Bitcoins, cryptocurrency? What is all the hype behind these words and what sort of a relationship does it have with Nepal?
‘Nepal Rastra Bank has declared dealing in bitcoins illegal in Nepal.’ This statement made quite an impact and it started a chain of conversations that left people wondering, ‘what is bitcoin?
Lets first talk about what crypto currency is all about and how bitcoins emerged from it. In simple terms cryptocurrency works as a medium of exchange that uses the concept of cryptography to secure its transactions, to control the creation of additional units, and to verify the transfer of assets.
Bitcoin, created in 2009, was the first decentralized cryptocurrency. What makes it stand out is the fact that unlike regular currency which has a regulatory authority, bitcoin does not have one. What this offers people is the chance to remain anonymous and that it is a peer-to-peer based exchange system. All of bitcoin in the world is held by users of its network in their own individual bitcoin wallets or bitcoin clients.
Nepal has had a brief affair with bitcoins. Although there is no proper evidence, in 2009 bitcoins were rumored to have been launched in Nepal and the mining started in 2011. The main reason why it lured people was the fact that it has some monetary value. Bitcoins is a currency but the problem is that is not very stable. Since its introduction, the value has fluctuated anywhere from a $100 to $500. At the start of the 2017, it was valued at $800. In recent months, the cryptocurrency has undergone a staggering increase in value; surging from roughly $3,500 in mid-September to its current price which is a mind boggling $15,000! This marked another milestone in the ascent of its value.
Yurop Shrestha, an investor shares his views, “I think that cryptocurrency in general is very interesting. The systematics and function behind it is unique.” He further adds, “Developed countries are still struggling with bitcoins so Nepal is not the best place for them!’

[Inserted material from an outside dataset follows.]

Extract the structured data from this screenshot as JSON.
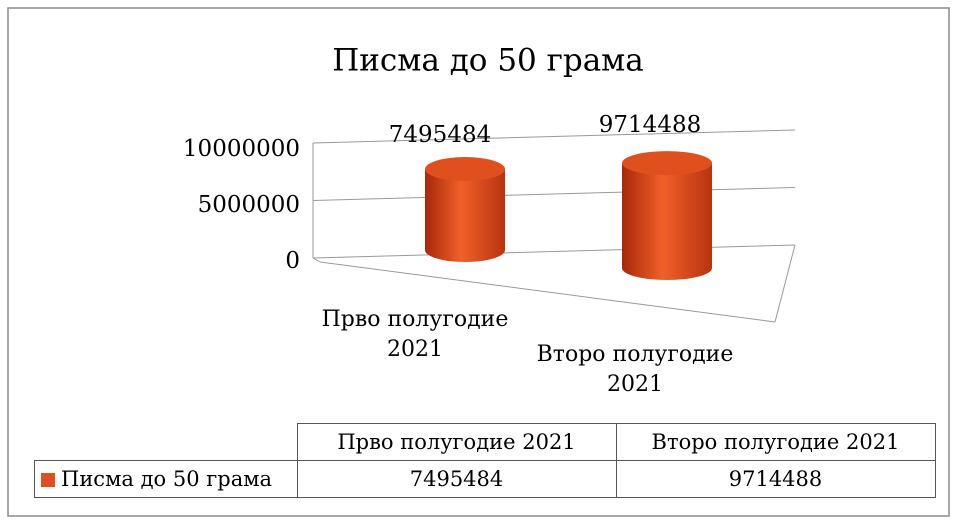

But as mentioned above, Bitcoins are illegal in Nepal according to a notice released by Kedar Prasad Acharya, the deputy director of Nepal Rastra Bank. The Nepali government banned bitcoin on account of it not being able to track its transactions, and it has gone so far as to arrest individuals suspected of trading in bitcoin.

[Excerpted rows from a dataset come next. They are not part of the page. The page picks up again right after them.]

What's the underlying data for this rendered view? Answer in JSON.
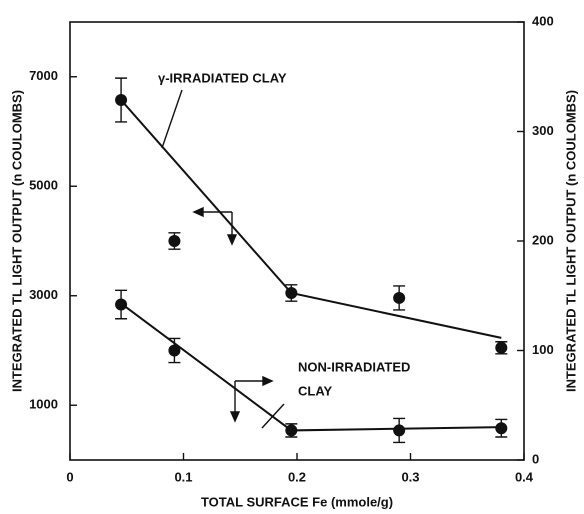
{
  "chart_data": {
    "type": "scatter",
    "x_label": "TOTAL SURFACE Fe (mmole/g)",
    "y_label": "INTEGRATED TL LIGHT OUTPUT (n COULOMBS)",
    "y2_label": "INTEGRATED TL LIGHT OUTPUT (n COULOMBS)",
    "x": [
      0.045,
      0.092,
      0.195,
      0.29,
      0.38
    ],
    "xlim": [
      0,
      0.4
    ],
    "xticks": [
      0,
      0.1,
      0.2,
      0.3,
      0.4
    ],
    "ylim": [
      0,
      8000
    ],
    "yticks": [
      1000,
      3000,
      5000,
      7000
    ],
    "y2lim": [
      0,
      400
    ],
    "y2ticks": [
      0,
      100,
      200,
      300,
      400
    ],
    "series": [
      {
        "annotation": "γ-IRRADIATED CLAY",
        "color": "#111111",
        "values": [
          6575,
          4000,
          3050,
          2960,
          2050
        ],
        "errors": [
          400,
          150,
          150,
          220,
          110
        ],
        "fit": {
          "x": [
            0.045,
            0.195,
            0.38
          ],
          "values": [
            6575,
            3050,
            2230
          ]
        }
      },
      {
        "annotation": [
          "NON-IRRADIATED",
          "CLAY"
        ],
        "color": "#111111",
        "axis": "y2",
        "values": [
          142,
          100,
          27,
          27,
          29
        ],
        "errors": [
          13,
          11,
          6,
          11,
          8
        ],
        "fit": {
          "x": [
            0.045,
            0.195,
            0.38
          ],
          "values": [
            143,
            27,
            30
          ]
        }
      }
    ]
  }
}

President and CEO of IMS Group, Dikesh Malhotra says, “All that I know about Bitcoins is that it is illegal. I haven’t really looked into them and since it has been declared illegal I haven’t embarked on any sort of research either.” He further adds, “The government must have thought very carefully about it and thus taken the decision to ban it.” When asked about whether there could be a future for bitcoins in Nepal he states, “Nepal is still developing in terms of country and currency. We all know that bitcoin is very unstable. Maybe in the near future once it is fully developed and established, then it should be thought about. But it seems like it won’t be coming anytime soon.”
Similarly, Prakiran Shrestha, co-founder of Sastodeal doesn’t see any future for bitcoins in Nepal. “The only thing that people know about bitcoins is that they are illegal. The public has a very limited knowledge about cryptocurrency. Only those who are interested would do research on it.”
He further explains, ”Bitcoin is like a bubble. It is very unstable and though its value is increasing, it can pop at any moment. It will collapse eventually and in the process will hurt a lot of people financially.” In addition to that, ”The government has taken the right step by banning it because there is no future for bitcoins in a developing country like Nepal,” Shrestha claims.
Bitcoin has a very uncertain future as the system and structure is still being understood by people in developed countries like the US, UK and many more. It has a very erratic nature which leaves people wondering whether they should buy in or bypass it. On one hand countries like Nepal have banned it due to its promotion of black money and money laundering. Although it has a restricted presence in Asian countries like India and Indonesia, there is scope for development of bitcoin as an independent currency with the right tools.
As fascinating as bitcoins are, we just have to wait and see if anything will stop this rocket to the Moon, or if it will collapse and fade into nothingness.
Note: This article is not intended to be taken as any form of endorsement or promotion of bitcoin.